The Taylors, along with Penina’s Parents, ultimately opened their own Messianic congregation in Bowie, MD, but the younger couple moved on after three years.
Eventually, the family joined a Messianic congregation in northern Virginia, which led them to a meeting in Baltimore, where a woman asked if the Taylors wanted to buy a house in Park Heights, the center of Baltimore's Orthodox Jewish community. Intrigued, the family visited the house.
"Something inside me said I was home," said Taylor. With their modest dress - Taylor covered her hair and her husband and sons wore yarmulkes - the family looked like typical Orthodox Jews. Their congregation felt they would be ideal candidates to "reach out" to Jews in Baltimore.

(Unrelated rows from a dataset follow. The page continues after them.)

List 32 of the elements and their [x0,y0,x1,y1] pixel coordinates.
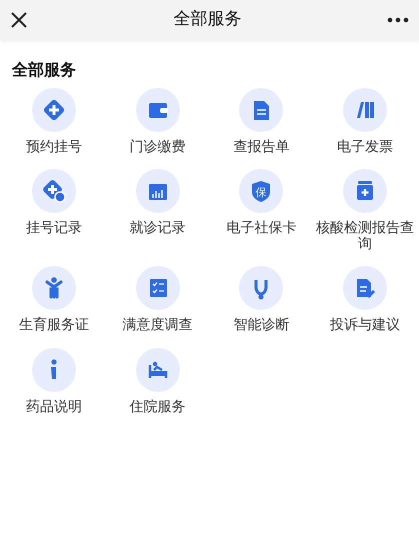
service-label[interactable]: 生育服务证 [18,318,89,334]
service-label[interactable]: 就诊记录 [130,221,186,237]
service-label[interactable]: 电子社保卡 [226,221,296,237]
service-label[interactable]: 智能诊断 [233,318,290,334]
books-icon[interactable] [343,88,388,132]
document-icon[interactable] [239,88,284,132]
service-label[interactable]: 满意度调查 [122,318,193,334]
service-label[interactable]: 查报告单 [233,140,290,156]
person-icon[interactable] [32,266,76,310]
stethoscope-icon[interactable] [239,266,284,310]
shield-icon[interactable]: 保 [239,169,284,214]
checklist-icon[interactable] [136,266,180,310]
service-label[interactable]: 住院服务 [130,400,186,415]
wallet-icon[interactable] [136,88,180,132]
hospital-bed-icon[interactable] [136,348,180,392]
service-label[interactable]: 投诉与建议 [330,318,400,334]
close-button[interactable] [10,11,28,29]
section-title: 全部服务 [10,59,77,81]
service-label[interactable]: 药品说明 [26,400,82,415]
medical-clock-icon[interactable] [32,169,76,214]
medicine-box-icon[interactable] [343,169,388,214]
info-icon[interactable] [32,348,76,392]
calendar-chart-icon[interactable] [136,169,180,214]
service-label[interactable]: 门诊缴费 [130,140,186,156]
more-button[interactable] [387,17,409,23]
service-label[interactable]: 电子发票 [337,140,394,156]
document-pen-icon[interactable] [343,266,388,310]
page-title: 全部服务 [174,8,242,32]
medical-cross-icon[interactable] [32,88,76,132]
service-label[interactable]: 核酸检测报告查询 [315,221,416,252]
service-label[interactable]: 预约挂号 [26,140,82,156]
service-label[interactable]: 挂号记录 [26,221,82,237]
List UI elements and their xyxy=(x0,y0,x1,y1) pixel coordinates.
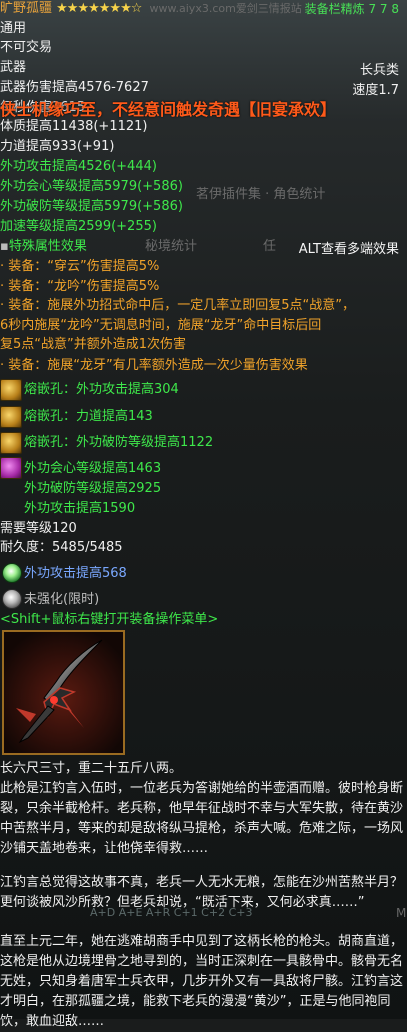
strengthen-orb-icon xyxy=(2,589,22,609)
weapon-speed: 速度1.7 xyxy=(352,83,399,98)
ghost-tab-any: 任 xyxy=(263,239,277,254)
watermark-text: www.aiyx3.com爱剑三情报站 xyxy=(149,2,302,15)
top-right-info: 装备栏精炼 7 7 8 xyxy=(304,2,399,16)
gem-socket-icon xyxy=(0,432,22,454)
shift-hint: <Shift+鼠标右键打开装备操作菜单> xyxy=(0,612,219,627)
gem-socket-3: 熔嵌孔：外功破防等级提高1122 xyxy=(24,435,214,450)
stat-critical: 外功会心等级提高5979(+586) xyxy=(0,179,183,194)
item-name: 旷野孤疆 xyxy=(0,1,53,16)
desc-origin: 此枪是江钓言入伍时，一位老兵为答谢她给的半壶酒而赠。彼时枪身断裂，只余半截枪杆。… xyxy=(0,781,404,856)
special-line: · 装备：“穿云”伤害提高5% xyxy=(0,259,160,274)
durability: 耐久度：5485/5485 xyxy=(0,540,123,555)
stat-overcome: 外功破防等级提高5979(+586) xyxy=(0,199,183,214)
colored-gem-line: 外功攻击提高1590 xyxy=(24,501,136,516)
spear-icon xyxy=(4,632,123,753)
special-line: · 装备：施展外功招式命中后，一定几率立即回复5点“战意”， xyxy=(0,298,356,313)
quality-stars: ★★★★★★★☆ xyxy=(56,1,142,16)
item-type: 武器 xyxy=(0,60,27,75)
ghost-keybind-row: A+D A+E A+R C+1 C+2 C+3 xyxy=(90,906,253,919)
binding-text: 通用 xyxy=(0,21,27,36)
item-title-row: 旷野孤疆 ★★★★★★★☆ www.aiyx3.com爱剑三情报站 xyxy=(0,0,302,18)
stat-attack: 外功攻击提高4526(+444) xyxy=(0,159,157,174)
gem-socket-icon xyxy=(0,379,22,401)
desc-truth: 直至上元二年，她在逃难胡商手中见到了这柄长枪的枪头。胡商直道，这枪是他从边境埋骨… xyxy=(0,934,404,1029)
colored-gem-line: 外功破防等级提高2925 xyxy=(24,481,162,496)
special-line: 复5点“战意”并额外造成1次伤害 xyxy=(0,337,187,352)
strengthen-status: 未强化(限时) xyxy=(24,592,100,607)
stat-strength: 力道提高933(+91) xyxy=(0,139,115,154)
weapon-class: 长兵类 xyxy=(359,63,399,78)
ghost-plugin-title: 茗伊插件集 · 角色统计 xyxy=(196,187,326,202)
item-tooltip: 旷野孤疆 ★★★★★★★☆ www.aiyx3.com爱剑三情报站 装备栏精炼 … xyxy=(0,0,407,1029)
colored-gem-line: 外功会心等级提高1463 xyxy=(24,461,162,476)
ghost-m-letter: M xyxy=(396,906,407,920)
gem-socket-2: 熔嵌孔：力道提高143 xyxy=(24,409,153,424)
enchant-orb-icon xyxy=(2,563,22,583)
special-icon: ▪ xyxy=(0,239,9,254)
gem-socket-icon xyxy=(0,406,22,428)
weapon-spear-image xyxy=(2,630,125,755)
colored-gem-icon xyxy=(0,457,22,479)
alt-hint: ALT查看多端效果 xyxy=(298,242,399,257)
special-line: · 装备：“龙吟”伤害提高5% xyxy=(0,279,160,294)
weapon-damage: 武器伤害提高4576-7627 xyxy=(0,80,149,95)
stat-constitution: 体质提高11438(+1121) xyxy=(0,119,148,134)
required-level: 需要等级120 xyxy=(0,521,77,536)
special-line: 6秒内施展“龙吟”无调息时间，施展“龙牙”命中目标后回 xyxy=(0,318,322,333)
trade-text: 不可交易 xyxy=(0,40,53,55)
stat-haste: 加速等级提高2599(+255) xyxy=(0,219,157,234)
desc-size: 长六尺三寸，重二十五斤八两。 xyxy=(0,761,183,776)
gem-socket-1: 熔嵌孔：外功攻击提高304 xyxy=(24,382,179,397)
special-line: · 装备：施展“龙牙”有几率额外造成一次少量伤害效果 xyxy=(0,358,308,373)
enchant-attack: 外功攻击提高568 xyxy=(24,566,127,581)
special-header: ▪特殊属性效果 xyxy=(0,239,87,254)
ghost-tab-stats: 秘境统计 xyxy=(145,239,198,254)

When neighbors heard that a Hebrew Christian family was moving in, they turned their backs to the Taylors, making it clear that they were not welcome.
In spite of this, the Taylors began attending an Orthodox congregation, where they told the rabbi that they were an interfaith couple - she was Jewish but her husband was not. They eventually felt compelled to tell the rabbi about their true beliefs. By that point Taylor was beginning to connect with the Jewish community, and was concerned about the rabbi’s reaction.After a lengthy conversation, the rabbi assured Taylor that she would always be a Jew, no matter what she believed, even though those beliefs placed her outside the Jewish community. The rabbi asked the family to meet with a representative of Jews for Judaism.
Over the course of several meetings, the representative of Jews for Judaism showed the Taylors that their beliefs were based on falsehoods and mistranslations.
"The bricks that held the foundation of my belief were being pulled out," Taylor said. "Once that foundation had crumbled, I was forced to rebuild my faith based on the truth of the Hebrew bible."
Ultimately, her husband converted to Judaism.
Because of her experience, Taylor has some advice for the Jewish community about how to react to Jews who believe in Jesus.
"Being rude builds a wall," she said. "If they are actually Jewish we want them to come back to Judaism."
Instead, she recommends being cordial, but cautious, and contacting professionals for guidance.
"We have a job as Jews to love our fellow Jews no matter what," she said. "Turning our backs, calling them names, only reinforces the Christian myth that Jews don't have a relationship with God."